PATRIMONIO: CONDICIÓN DE CALIDAD PARA EL FUTURO

Un área estratégica de la cultura en busca de su marco económico
Al fin de cuentas, es patrimonio toda la urdimbre misma que constituye la cultura. Del más cotidiano de los gestos a cualquiera de los monumentos levantados por nuestros predecesores, pasando por todas y cada una de las herramientas que se utilizaron y que usamos, un inabarcable repertorio de hechos y cosas son ya patrimonio.
El paso del tiempo, sin embargo, la selección imparable en la que memoria y vida material se hacen cómplices, hace que las decisiones políticas y prácticas sobre el patrimonio se enfrenten cada día a más dificultades. Decidir qué urge rescatar, restituir, reconstruir para que los ciudadanos actuales y del futuro cuenten con referencias claras de los resultados históricos que jalonan su propia identidad, es cada vez más complicado. Los costos del rescate y mantenimiento del patrimonio, en todas sus expresiones, enfrentan a las políticas culturales a una tarea abumadora.
Sin lugar a dudas, la principal urgencia estriba en conocer, siquiera sea desde la frialdad de los inventarios, a qué alcanza el patrimonio de cada una de nuestras sociedades. Sin ese paso previo ni siquiera es imaginable evitar con eficacia el expolio y la especulación. Pero para un segundo lugar en la lista de emergencia, desdichadamente son varias las perspectivas a manejar.
Por un lado, la recuperación física de bienes muebles e inmuebles, insertos en una diversidad de condiciones de conservación o abandono, climatología, o degradación material intrínseca, viene suponiendo desde hace décadas una selección obviamente dolorosa y, a cada paso, considerada insuficiente o poco equitativa. La prioridad genérica dada al patrimonio arquitectónico y a las artes plásticas, pugna, a cada paso, con el patrimonio documental, o el urbanístico o el artesanal, tensando, a veces, polémicas cuya base es sólo financiera.
Pero incluso la propia clarificación de qué compone el patrimonio, con la complejidad inherente al sector cultural, podría ser tomada como otra tarea impostergable. Especialmente si se toma en cuenta que la sensibilización ciudadana hacia su entorno, globalmente entendido, es una base imprescindible para cualquier política cultural viable.
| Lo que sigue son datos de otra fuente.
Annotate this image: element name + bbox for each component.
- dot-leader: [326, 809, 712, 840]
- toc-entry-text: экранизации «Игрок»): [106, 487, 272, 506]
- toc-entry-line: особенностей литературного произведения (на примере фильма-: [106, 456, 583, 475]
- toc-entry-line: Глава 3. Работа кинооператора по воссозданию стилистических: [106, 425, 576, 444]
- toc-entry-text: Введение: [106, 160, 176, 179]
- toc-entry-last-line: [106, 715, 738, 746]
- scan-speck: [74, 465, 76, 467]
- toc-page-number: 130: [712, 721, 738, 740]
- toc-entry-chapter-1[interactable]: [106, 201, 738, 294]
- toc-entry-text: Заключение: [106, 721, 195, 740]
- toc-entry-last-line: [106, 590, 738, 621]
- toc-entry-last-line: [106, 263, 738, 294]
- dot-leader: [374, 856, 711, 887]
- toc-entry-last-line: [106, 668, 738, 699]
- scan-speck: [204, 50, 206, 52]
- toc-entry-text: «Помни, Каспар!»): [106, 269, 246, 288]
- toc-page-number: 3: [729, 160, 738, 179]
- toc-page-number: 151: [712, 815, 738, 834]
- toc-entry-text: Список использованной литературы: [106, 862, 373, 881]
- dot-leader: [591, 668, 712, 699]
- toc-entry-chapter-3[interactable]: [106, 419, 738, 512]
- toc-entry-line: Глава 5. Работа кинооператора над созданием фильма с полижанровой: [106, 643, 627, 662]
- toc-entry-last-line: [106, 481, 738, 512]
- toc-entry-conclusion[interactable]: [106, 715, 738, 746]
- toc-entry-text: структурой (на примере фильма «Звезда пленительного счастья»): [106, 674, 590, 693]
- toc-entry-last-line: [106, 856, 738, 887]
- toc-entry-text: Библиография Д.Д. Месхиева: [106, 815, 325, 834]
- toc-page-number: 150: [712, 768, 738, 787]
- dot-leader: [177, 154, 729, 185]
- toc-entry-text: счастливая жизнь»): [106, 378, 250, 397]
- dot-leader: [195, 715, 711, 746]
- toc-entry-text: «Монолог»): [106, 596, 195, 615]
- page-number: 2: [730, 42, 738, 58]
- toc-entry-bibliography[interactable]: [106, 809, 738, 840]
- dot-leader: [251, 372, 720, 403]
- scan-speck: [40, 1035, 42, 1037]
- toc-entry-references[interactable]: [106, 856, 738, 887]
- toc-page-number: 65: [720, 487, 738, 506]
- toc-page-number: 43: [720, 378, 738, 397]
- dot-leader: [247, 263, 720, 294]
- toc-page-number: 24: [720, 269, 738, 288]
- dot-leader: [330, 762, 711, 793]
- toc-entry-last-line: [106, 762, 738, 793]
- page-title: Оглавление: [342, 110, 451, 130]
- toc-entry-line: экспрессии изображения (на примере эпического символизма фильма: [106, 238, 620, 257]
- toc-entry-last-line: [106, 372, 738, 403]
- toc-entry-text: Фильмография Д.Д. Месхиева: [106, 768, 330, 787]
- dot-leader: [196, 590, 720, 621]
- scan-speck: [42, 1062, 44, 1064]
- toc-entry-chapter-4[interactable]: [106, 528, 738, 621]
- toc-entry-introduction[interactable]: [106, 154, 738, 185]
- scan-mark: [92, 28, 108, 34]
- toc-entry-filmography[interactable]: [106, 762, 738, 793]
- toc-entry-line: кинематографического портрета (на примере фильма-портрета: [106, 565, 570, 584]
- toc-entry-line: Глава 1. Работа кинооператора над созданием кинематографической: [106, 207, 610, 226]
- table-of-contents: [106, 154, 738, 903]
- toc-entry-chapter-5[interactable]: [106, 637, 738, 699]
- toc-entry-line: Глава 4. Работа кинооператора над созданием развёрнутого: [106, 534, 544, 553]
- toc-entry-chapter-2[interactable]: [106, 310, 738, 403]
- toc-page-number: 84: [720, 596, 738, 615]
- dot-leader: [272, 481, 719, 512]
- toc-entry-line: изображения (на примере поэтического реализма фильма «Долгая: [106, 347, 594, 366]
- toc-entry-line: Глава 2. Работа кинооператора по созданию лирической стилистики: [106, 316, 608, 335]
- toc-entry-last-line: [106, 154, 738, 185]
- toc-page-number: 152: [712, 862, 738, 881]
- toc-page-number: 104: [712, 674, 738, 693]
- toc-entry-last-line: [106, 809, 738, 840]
La conciencia de las personas acerca de qué elementos patrimoniales les rodean, sus riesgos y necesidades de buen uso y conservación, ha de convertirse en condición básica para que las actuaciones públicas y privadas tengan una mínima continuidad, por no hablar de su legitimidad.
En cualquier caso, resulta inevitable apelar a la exigencia de encontrar un marco económico suficiente para hacer posibles esas tareas: restaurar, reutilizar, divulgar y controlar el patrimonio histórico-cultural no sólo requiere de medios, sino también de un emplazamiento natural en nuestras economías.
Hasta el momento la principal valoración económica del patrimonio suele venir de la mano del sector turístico y, con menos atractivos, del propio uso socio-cultural. Parecería necesario, a tales efectos, una cabal evaluación de los impactos potenciales en materia de empleo, de saneamiento y revitalización urbanos y mejora de calidad de vida, de restitución de oficios artesanos, de recuperación de usos racionales de materias primas, incluso de diversificación de fuentes de renta, que el patrimonio debiera introducir en nuestras sociedades, no precisamente sobradas de alternativas.
Los esfuerzos que, en tales sentidos, vienen realizando organizaciones multilaterales, con UNESCO a la cabeza, pueden parecer insuficientes. En primer lugar quizá sea preciso ponderar la lenta sensibilización de los gobiernos a la hora de apoyar las iniciativas de las agencias. Pero también debe meditarse la escasa comunicación que nos llega sobre las oportunidades reales que esos programas internacionales efectivamente ofrecen. Dicha escasez de comunicación se agudiza por demás para municipios y regiones de países en vías de desarrollo, en tanto que entre sociedades industrializadas, el acceso a programas y fondos es más fluído.
A efectos iberoamericanos la cooperación tiene bastante que hacer al respecto, si bien el Foro de los Ministros de América Latina y el Caribe ya está sentando una base real de trabajo para ello. Es evidente que el SICLAC -Sistema de Información Cultural de América Latina y el Caribe-, en cuanto red estratégica de información cultural para la región, tiene como referente primordial de su abanico de objetivos al patrimonio. Sobre esa base es imaginable un cambio cualitativo en el concepto y tratamiento del entorno histórico-cultural que revierta en un futuro mejor de los ciudadanos.